BAB 2 Kipas Merah yang Imut

7 2 0
                                    

Pagi ini cuaca sangat tidak bersahabat, hujan gerimis sejak kemarin sore, sedikit berangin namun aku merasa gerah. Gara-gara lelaki bernama Haru, acara loundry yang harusnya 1 jam sudah selesai malah molor hampir 3 jam. Alhasil aku kembali ke apartemen lebih sore dari yang aku perkirakan. Basah karena kehujanan dan ketika aku naik ke lantai 3, aku melihat nyonya pemilik apartemen sedang berdiri tepat di pintu apartemenku. Beliau sudah mencariku sejak 5 hari yang lalu, menagih uang sewa yang sudah menunggak 2 bulan.

Syukurlah saat itu beliau sedang fokus menatap pintu, jadi aku mundur dan kabur ke balkon lantai 3. Tempat paling aman untuk bersembunyi namun sedikit tidak aman untuk kesahatanku. Aku berdiri disana mengawasi pintu gerbang untuk memastikan nyonya pergi dengan mobil hijaunya. 30 menit berdiri dengan baju basah dan angin yang menggila dan tada... pagi ini aku bangun dengan suara yang sexy. Tenggorokanku sakit dan dan hidungku sedikit meler.

Terima kasih Haru. Gara-gara anda, awal tahunku dibuka dengan flu.

Dan seperti beberapa hari terakhir, makhluk itu sudah menunggu di minimarket tempatku bekerja. Aku ingin menghajarnya tapi aku lelah.

"Pagi nona," lelaki itu sudah berdiri di depan meja kasir tepat didepanku.

"Hmm.." sahutku sambil memasukkan beberapa barang belanjaannya, "bukankah aku bilang aku akan memberikan jawabannya seminggu lagi, kenapa anda masih mengikutiku"

"Saya hanya kebetulan berbelanja,"

"Libur di hari senin?" Tanyaku.

Dia menggeleng, "tidak,"

"Ada projek di sekitar sini?"

"Tidak, saya hanya jalan-jalan," sahutnya sambil mengeluarkan beberapa lembar uang dan menyerahkannya padaku.

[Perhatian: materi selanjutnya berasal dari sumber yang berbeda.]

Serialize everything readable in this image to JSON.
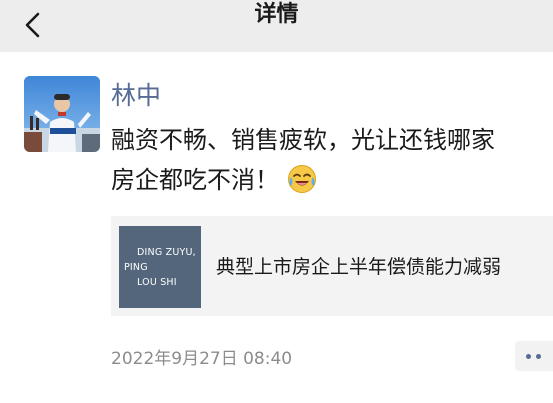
{
  "header": {
    "title": "详情",
    "back_icon": "chevron-left-icon"
  },
  "post": {
    "author": "林中",
    "text_line1": "融资不畅、销售疲软，光让还钱哪家",
    "text_line2": "房企都吃不消！",
    "emoji": "laughing-crying-emoji-icon",
    "link": {
      "thumb_line1": "DING ZUYU,",
      "thumb_line2": "PING",
      "thumb_line3": "LOU SHI",
      "title": "典型上市房企上半年偿债能力减弱"
    },
    "timestamp": "2022年9月27日 08:40",
    "more_icon": "more-dots-icon"
  },
  "colors": {
    "header_bg": "#ededed",
    "name_color": "#576b95",
    "card_bg": "#f3f3f3",
    "thumb_bg": "#53667c",
    "time_color": "#8c8c8c"
  }
}
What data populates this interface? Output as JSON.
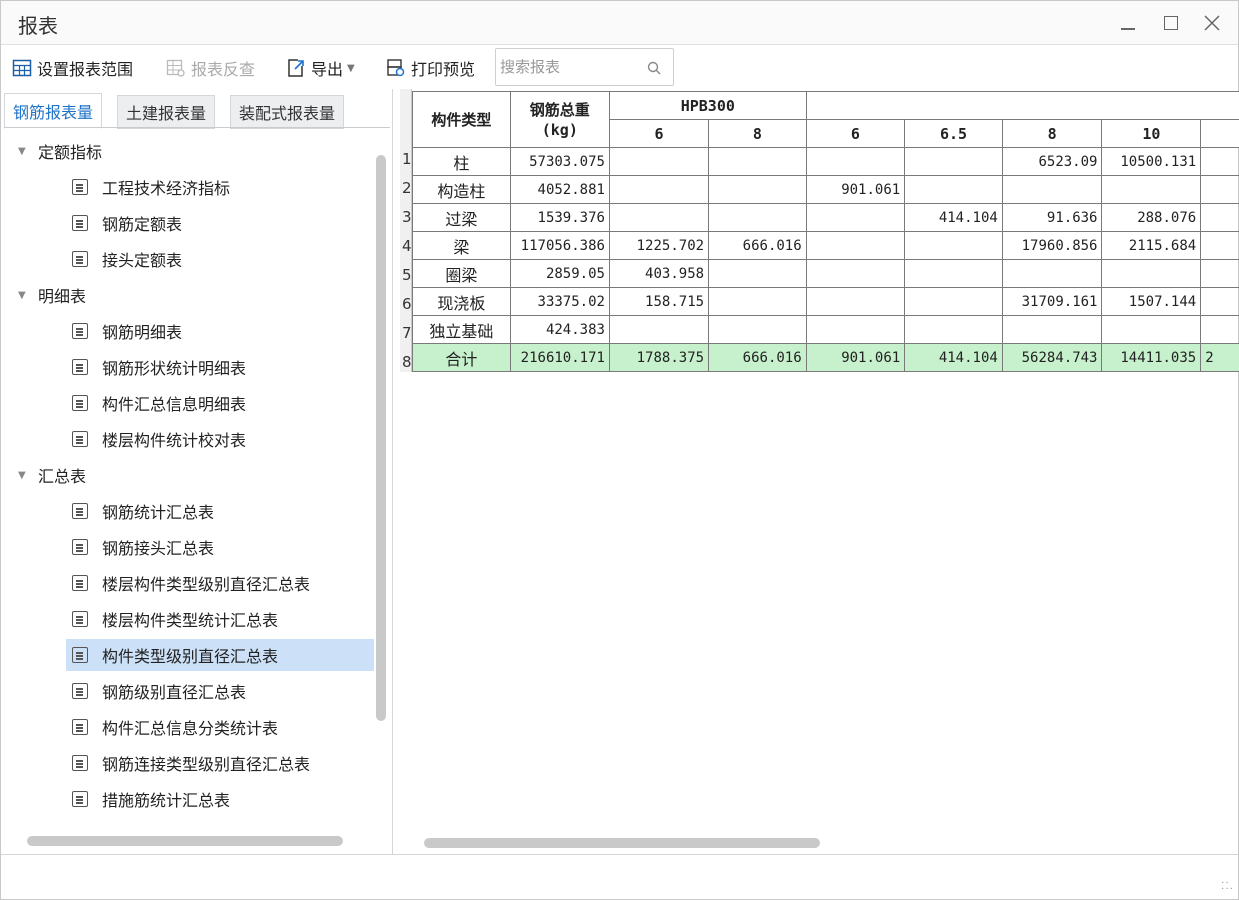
{
  "window": {
    "title": "报表"
  },
  "toolbar": {
    "set_range": "设置报表范围",
    "reverse_check": "报表反查",
    "export": "导出",
    "print_preview": "打印预览",
    "search_placeholder": "搜索报表"
  },
  "tabs": [
    {
      "label": "钢筋报表量",
      "active": true
    },
    {
      "label": "土建报表量",
      "active": false
    },
    {
      "label": "装配式报表量",
      "active": false
    }
  ],
  "tree": {
    "groups": [
      {
        "label": "定额指标",
        "items": [
          "工程技术经济指标",
          "钢筋定额表",
          "接头定额表"
        ]
      },
      {
        "label": "明细表",
        "items": [
          "钢筋明细表",
          "钢筋形状统计明细表",
          "构件汇总信息明细表",
          "楼层构件统计校对表"
        ]
      },
      {
        "label": "汇总表",
        "items": [
          "钢筋统计汇总表",
          "钢筋接头汇总表",
          "楼层构件类型级别直径汇总表",
          "楼层构件类型统计汇总表",
          "构件类型级别直径汇总表",
          "钢筋级别直径汇总表",
          "构件汇总信息分类统计表",
          "钢筋连接类型级别直径汇总表",
          "措施筋统计汇总表"
        ]
      }
    ],
    "selected": "构件类型级别直径汇总表"
  },
  "table": {
    "header": {
      "type": "构件类型",
      "total_weight_line1": "钢筋总重",
      "total_weight_line2": "(kg)",
      "group1": "HPB300",
      "diameters": [
        "6",
        "8",
        "6",
        "6.5",
        "8",
        "10"
      ]
    },
    "rows": [
      {
        "no": "1",
        "name": "柱",
        "total": "57303.075",
        "c": [
          "",
          "",
          "",
          "",
          "6523.09",
          "10500.131"
        ]
      },
      {
        "no": "2",
        "name": "构造柱",
        "total": "4052.881",
        "c": [
          "",
          "",
          "901.061",
          "",
          "",
          ""
        ]
      },
      {
        "no": "3",
        "name": "过梁",
        "total": "1539.376",
        "c": [
          "",
          "",
          "",
          "414.104",
          "91.636",
          "288.076"
        ]
      },
      {
        "no": "4",
        "name": "梁",
        "total": "117056.386",
        "c": [
          "1225.702",
          "666.016",
          "",
          "",
          "17960.856",
          "2115.684"
        ]
      },
      {
        "no": "5",
        "name": "圈梁",
        "total": "2859.05",
        "c": [
          "403.958",
          "",
          "",
          "",
          "",
          ""
        ]
      },
      {
        "no": "6",
        "name": "现浇板",
        "total": "33375.02",
        "c": [
          "158.715",
          "",
          "",
          "",
          "31709.161",
          "1507.144"
        ]
      },
      {
        "no": "7",
        "name": "独立基础",
        "total": "424.383",
        "c": [
          "",
          "",
          "",
          "",
          "",
          ""
        ]
      },
      {
        "no": "8",
        "name": "合计",
        "total": "216610.171",
        "c": [
          "1788.375",
          "666.016",
          "901.061",
          "414.104",
          "56284.743",
          "14411.035"
        ],
        "extra": "2",
        "total_row": true
      }
    ]
  }
}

"Rumah anda bukan sekitar sini dan Artemis tempat anda bekerja ada di kota," aku menyerahkan uang kembalian, "menempuh hampir satu jam perjalanan hanya untuk membeli 2 botol air mineral, santai sekali hidup anda,"

"Ah.. akhirnya anda membaca kartu nama saya,"

"Melirik sebentar dan membuangnya," sahutku.

Aku mendengarnya tertawa pelan. Mungkin ini aneh, tapi aku mulai terbiasa dengan makhluk ini. Dan dia sudah bersahabat dengan paman pemilik minimarket, pasti dia sudah memberikan beberapa lembar uang pada paman jadi walaupun Haru seharian menggangguku bekerja, paman tidak akan mengusirnya. Bahkan kemarin beliau memberikan sebuah kursi di sampingku untukknya lalu mempersilahkan Haru duduk dan memberikan tambah beberapa camilan.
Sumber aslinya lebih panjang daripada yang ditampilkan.